Dvora was married to Gidon Schocken, son of Lilli and Salman Schocken. Gidon was born in Berlin in 1919 and emigrated to Jerusalem in 1934. When he walked into his new high school in Jerusalem (גמנסיה רחביה), he was sat next to Dvora. When World War II erupted Gidon dropped out from his studies at Oxford University and volunteered to the British Army. After eight years of service he was discharged with a rank of Major, and joined the Israeli Defense Forces (IDF), where he rose to the rank of a General. A reluctant soldier, Gidon's true passions were art and poetry. He died in 1981.

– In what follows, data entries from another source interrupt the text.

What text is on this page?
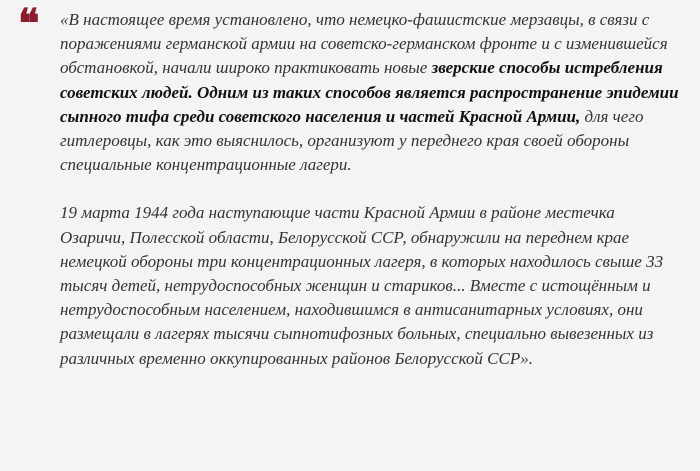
❝ «В настоящее время установлено, что немецко-фашистские мерзавцы, в связи с поражениями германской армии на советско-германском фронте и с изменившейся обстановкой, начали широко практиковать новые зверские способы истребления советских людей. Одним из таких способов является распространение эпидемии сыпного тифа среди советского населения и частей Красной Армии, для чего гитлеровцы, как это выяснилось, организуют у переднего края своей обороны специальные концентрационные лагери.

19 марта 1944 года наступающие части Красной Армии в районе местечка Озаричи, Полесской области, Белорусской ССР, обнаружили на переднем крае немецкой обороны три концентрационных лагеря, в которых находилось свыше 33 тысяч детей, нетрудоспособных женщин и стариков... Вместе с истощённым и нетрудоспособным населением, находившимся в антисанитарных условиях, они размещали в лагерях тысячи сыпнотифозных больных, специально вывезенных из различных временно оккупированных районов Белорусской ССР».
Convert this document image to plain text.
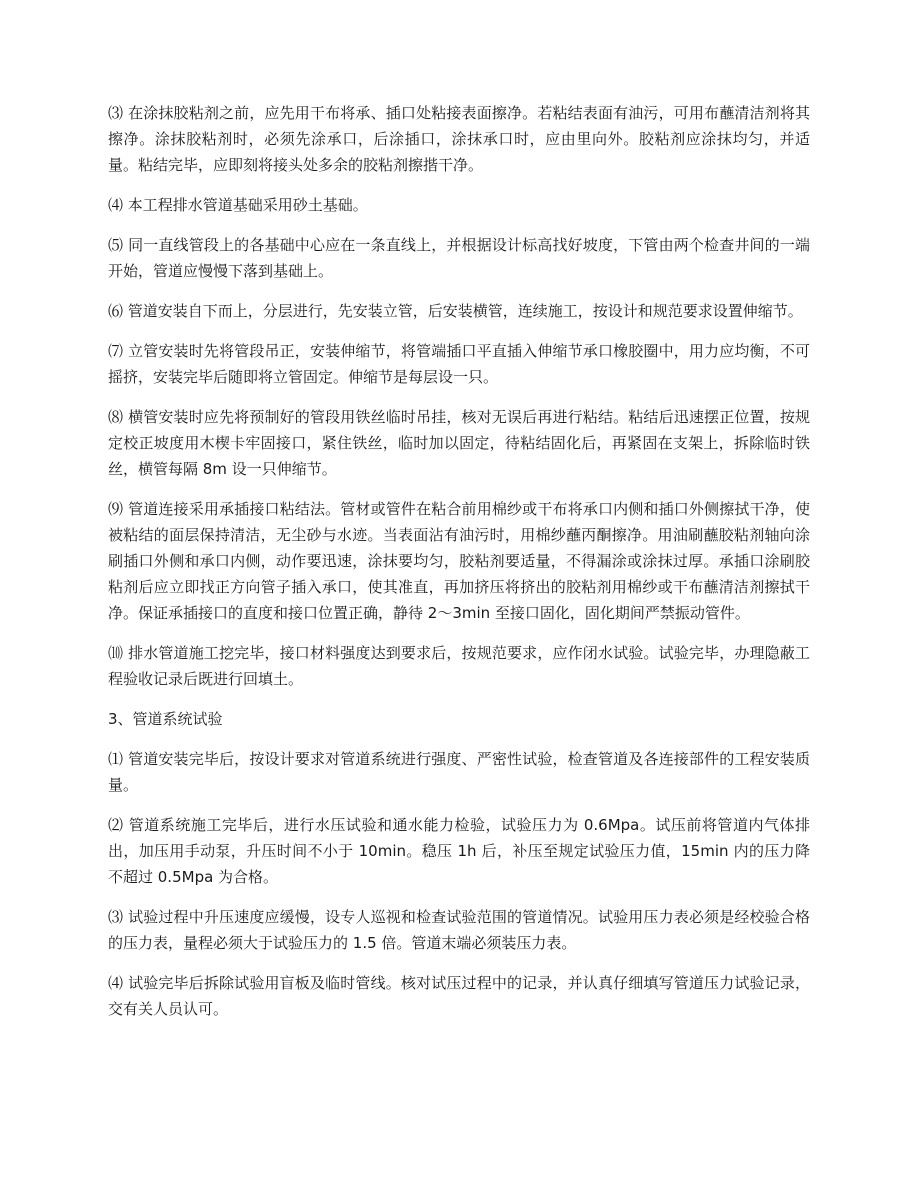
⑶ 在涂抹胶粘剂之前，应先用干布将承、插口处粘接表面擦净。若粘结表面有油污，可用布蘸清洁剂将其擦净。涂抹胶粘剂时，必须先涂承口，后涂插口，涂抹承口时，应由里向外。胶粘剂应涂抹均匀，并适量。粘结完毕，应即刻将接头处多余的胶粘剂擦揩干净。

⑷ 本工程排水管道基础采用砂土基础。

⑸ 同一直线管段上的各基础中心应在一条直线上，并根据设计标高找好坡度，下管由两个检查井间的一端开始，管道应慢慢下落到基础上。

⑹ 管道安装自下而上，分层进行，先安装立管，后安装横管，连续施工，按设计和规范要求设置伸缩节。

⑺ 立管安装时先将管段吊正，安装伸缩节，将管端插口平直插入伸缩节承口橡胶圈中，用力应均衡，不可摇挤，安装完毕后随即将立管固定。伸缩节是每层设一只。

⑻ 横管安装时应先将预制好的管段用铁丝临时吊挂，核对无误后再进行粘结。粘结后迅速摆正位置，按规定校正坡度用木楔卡牢固接口，紧住铁丝，临时加以固定，待粘结固化后，再紧固在支架上，拆除临时铁丝，横管每隔 8m 设一只伸缩节。

⑼ 管道连接采用承插接口粘结法。管材或管件在粘合前用棉纱或干布将承口内侧和插口外侧擦拭干净，使被粘结的面层保持清洁，无尘砂与水迹。当表面沾有油污时，用棉纱蘸丙酮擦净。用油刷蘸胶粘剂轴向涂刷插口外侧和承口内侧，动作要迅速，涂抹要均匀，胶粘剂要适量，不得漏涂或涂抹过厚。承插口涂刷胶粘剂后应立即找正方向管子插入承口，使其准直，再加挤压将挤出的胶粘剂用棉纱或干布蘸清洁剂擦拭干净。保证承插接口的直度和接口位置正确，静待 2～3min 至接口固化，固化期间严禁振动管件。

⑽ 排水管道施工挖完毕，接口材料强度达到要求后，按规范要求，应作闭水试验。试验完毕，办理隐蔽工程验收记录后既进行回填土。

3、管道系统试验

⑴ 管道安装完毕后，按设计要求对管道系统进行强度、严密性试验，检查管道及各连接部件的工程安装质量。

⑵ 管道系统施工完毕后，进行水压试验和通水能力检验，试验压力为 0.6Mpa。试压前将管道内气体排出，加压用手动泵，升压时间不小于 10min。稳压 1h 后，补压至规定试验压力值，15min 内的压力降不超过 0.5Mpa 为合格。

⑶ 试验过程中升压速度应缓慢，设专人巡视和检查试验范围的管道情况。试验用压力表必须是经校验合格的压力表，量程必须大于试验压力的 1.5 倍。管道末端必须装压力表。

⑷ 试验完毕后拆除试验用盲板及临时管线。核对试压过程中的记录，并认真仔细填写管道压力试验记录，交有关人员认可。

Dvora and Gidon Schocken were passionate art collectors and patrons of the nascent Israeli art scene. Following Gidon's death, Dvora continued to collect art and mentor artists, with tremendous energies and disarming charm. With time, she became the Israeli version of Peggy Guggenheim. Dvora revered art and had the highest respect for artists – for their courage to endure a life of hardship in perusal of an artistic vision. In return, she was venerated by the many artists that she mentored, like Leonid Balaklav, Jan Rauchwerger, and Avraham Pesso – to name a few – who remember her keenly as a muse of support and inspiration.
During her long and illustrious life, Dvora started up and managed the Dvora Schocken Gallery, and ran the first art auction house in Israel, together with Shaya Yariv of the Gordon Gallery. She was co-founder and the first chairperson of the Herzliya Museum and the Janco-Dada Museum in Ein Hod, and the chief art curator of two public and very different organizations: Israel's national Intelligence Agency (המוסד) and Reichman University (formerly המרכז הבינתחומי) in Herzliya, whose sculpture garden is named after her. The major art collections in both organizations are lasting monuments to Dvora's legacy and contribution to Israel's art scene.
Dvora Schocken's private collection was an eclectic mix of modern art, African tribal art, and antiquities. The African collection included important Punu, Dan, Senufo, Guro, Bambara and Dogon masks, rare ancestor figures from the Baoulé, Yoruba, and Benin people, and a significant collection of Ashanti and Akan gold weights and artifacts. The antiquities included artwork from China, Cambodia, Indonesia, and India, as well as ancient Egyptian, Sumerian, and Calculitic works. The modern collection included works by Wilhelm Lehmbruck, Elie Nadelman, Renée Sintenis, and Pablo Picasso. Some of these works originated from Gidon's father, Salman Schocken.
Dvora Schocken lived a long and fulfilling life. She was always busy doing something, whether it was staging a social event, curating an exhibition, or baking a cake. She was a professional photographer, an avid reader, and a brilliant writer. Above all, she had a fantastic eye for quality, and beauty was her way of life. A story about Dvora was published in Haaretz in July 1999.
This website is a memory to the home of Dvora and Gidon Schocken, in Kfar Shmaryahu.